A natural marriage, one might say. At times, Blyler’s poetry lends a substance
that augments and improves the raw emotive message of Reichert’s art. At other
times, the poetry stands as a bothersome accompaniment that seems merely to
defuse and distract. The device works best when image and text come together to
form a seamless mass of message—the
poem standing not so much as a comment on the primitive childlike scrawl but as
a cry emanating from the art itself. Unfortunately, poem and image are more
often at odds than in accord.
Blyler
in the introduction, states that Reichert’s images helped release him from an
emotional and artistic constipation of sorts. In some of his works, this rings
true and we see a release from formalism that captures the crude but considered
temper of Reichert’s scribbling; in others, however, we can’t help but feel
the poet working too obviously, seeking to imbue the poem with heavy-handed
personal meanings that distort the image more than strengthen or capture its
spirit. In such cases, both poem and image would have fared better alone,
unaccompanied. We also cannot condone Blyler’s no-cap style.
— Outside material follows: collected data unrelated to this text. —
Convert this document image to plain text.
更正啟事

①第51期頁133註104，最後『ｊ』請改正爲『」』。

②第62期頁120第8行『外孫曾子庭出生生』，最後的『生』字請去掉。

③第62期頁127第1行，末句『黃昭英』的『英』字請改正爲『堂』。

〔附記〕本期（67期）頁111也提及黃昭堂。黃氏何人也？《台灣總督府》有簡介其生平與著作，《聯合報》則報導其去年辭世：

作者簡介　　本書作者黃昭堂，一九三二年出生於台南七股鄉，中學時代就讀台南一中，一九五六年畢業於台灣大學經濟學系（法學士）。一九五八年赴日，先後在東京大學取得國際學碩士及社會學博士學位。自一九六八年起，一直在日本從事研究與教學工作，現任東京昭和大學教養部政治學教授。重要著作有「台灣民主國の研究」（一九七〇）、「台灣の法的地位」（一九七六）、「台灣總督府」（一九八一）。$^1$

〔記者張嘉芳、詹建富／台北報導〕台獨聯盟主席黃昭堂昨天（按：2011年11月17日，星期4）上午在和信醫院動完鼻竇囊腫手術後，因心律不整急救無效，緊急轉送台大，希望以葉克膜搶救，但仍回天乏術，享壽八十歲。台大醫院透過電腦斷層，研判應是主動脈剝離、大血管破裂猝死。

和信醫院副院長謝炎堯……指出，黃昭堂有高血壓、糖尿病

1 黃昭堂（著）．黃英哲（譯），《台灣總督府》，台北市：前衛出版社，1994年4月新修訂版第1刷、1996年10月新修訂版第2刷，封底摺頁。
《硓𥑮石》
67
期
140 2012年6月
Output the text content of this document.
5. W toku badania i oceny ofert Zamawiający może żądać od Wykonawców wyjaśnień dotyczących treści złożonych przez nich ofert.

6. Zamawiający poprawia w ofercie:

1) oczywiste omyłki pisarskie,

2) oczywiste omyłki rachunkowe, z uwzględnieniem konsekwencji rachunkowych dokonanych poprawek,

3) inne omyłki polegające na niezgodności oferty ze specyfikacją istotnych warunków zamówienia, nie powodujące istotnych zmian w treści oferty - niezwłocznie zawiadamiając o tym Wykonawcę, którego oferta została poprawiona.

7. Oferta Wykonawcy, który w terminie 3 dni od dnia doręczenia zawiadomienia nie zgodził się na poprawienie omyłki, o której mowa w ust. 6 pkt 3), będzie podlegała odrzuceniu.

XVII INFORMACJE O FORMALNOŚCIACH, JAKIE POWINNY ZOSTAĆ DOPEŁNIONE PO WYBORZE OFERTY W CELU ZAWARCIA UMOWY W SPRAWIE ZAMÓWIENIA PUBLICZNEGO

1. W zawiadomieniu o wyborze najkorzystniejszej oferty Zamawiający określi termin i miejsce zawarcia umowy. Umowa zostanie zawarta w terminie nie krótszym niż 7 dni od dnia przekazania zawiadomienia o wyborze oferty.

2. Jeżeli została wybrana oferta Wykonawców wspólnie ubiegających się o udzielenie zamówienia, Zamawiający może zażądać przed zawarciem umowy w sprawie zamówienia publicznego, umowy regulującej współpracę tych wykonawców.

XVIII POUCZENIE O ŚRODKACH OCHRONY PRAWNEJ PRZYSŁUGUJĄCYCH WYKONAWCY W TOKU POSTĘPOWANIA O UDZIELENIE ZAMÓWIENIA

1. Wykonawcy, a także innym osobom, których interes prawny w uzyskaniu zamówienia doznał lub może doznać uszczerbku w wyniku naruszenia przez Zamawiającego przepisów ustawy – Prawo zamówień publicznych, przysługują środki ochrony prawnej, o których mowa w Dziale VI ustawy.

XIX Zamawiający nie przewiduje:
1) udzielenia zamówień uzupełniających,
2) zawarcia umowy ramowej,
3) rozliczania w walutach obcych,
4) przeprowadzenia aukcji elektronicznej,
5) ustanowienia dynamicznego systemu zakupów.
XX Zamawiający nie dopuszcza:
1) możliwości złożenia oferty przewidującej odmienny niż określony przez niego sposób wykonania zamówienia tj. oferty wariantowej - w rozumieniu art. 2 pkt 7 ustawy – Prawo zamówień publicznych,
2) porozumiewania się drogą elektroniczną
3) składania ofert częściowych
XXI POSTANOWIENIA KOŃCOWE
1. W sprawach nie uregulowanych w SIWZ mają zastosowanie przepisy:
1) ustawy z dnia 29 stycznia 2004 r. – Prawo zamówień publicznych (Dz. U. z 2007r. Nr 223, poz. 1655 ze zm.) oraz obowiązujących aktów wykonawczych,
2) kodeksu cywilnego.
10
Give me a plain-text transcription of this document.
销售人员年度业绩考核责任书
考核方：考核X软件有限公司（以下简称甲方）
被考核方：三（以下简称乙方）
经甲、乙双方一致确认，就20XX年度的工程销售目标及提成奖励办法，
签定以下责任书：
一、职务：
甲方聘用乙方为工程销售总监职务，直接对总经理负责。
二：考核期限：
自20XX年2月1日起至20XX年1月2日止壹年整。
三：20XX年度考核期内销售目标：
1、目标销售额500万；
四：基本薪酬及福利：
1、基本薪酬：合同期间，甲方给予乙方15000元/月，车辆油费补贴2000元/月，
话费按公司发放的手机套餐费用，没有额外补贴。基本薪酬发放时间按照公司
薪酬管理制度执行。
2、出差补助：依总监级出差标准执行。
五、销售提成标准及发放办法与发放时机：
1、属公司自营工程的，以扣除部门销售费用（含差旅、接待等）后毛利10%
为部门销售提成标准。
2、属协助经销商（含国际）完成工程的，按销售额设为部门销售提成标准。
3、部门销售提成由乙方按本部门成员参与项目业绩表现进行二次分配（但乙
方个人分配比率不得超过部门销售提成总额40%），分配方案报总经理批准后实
As usual, we see
little justification for its employment other than an embarrassment of hubris
and/or laziness. (Despite our appreciation of experiment, ALR will never
sanction the “distillation of form” argument in poetry when it reveals
itself in such a generic and maddeningly done form.) We can recommend Diary
of a Seducer for its interesting blend of abstract expressionism and
straightforward poetic imagery, but you probably won’t find us shouting its
praises from the street corner anytime in the near future.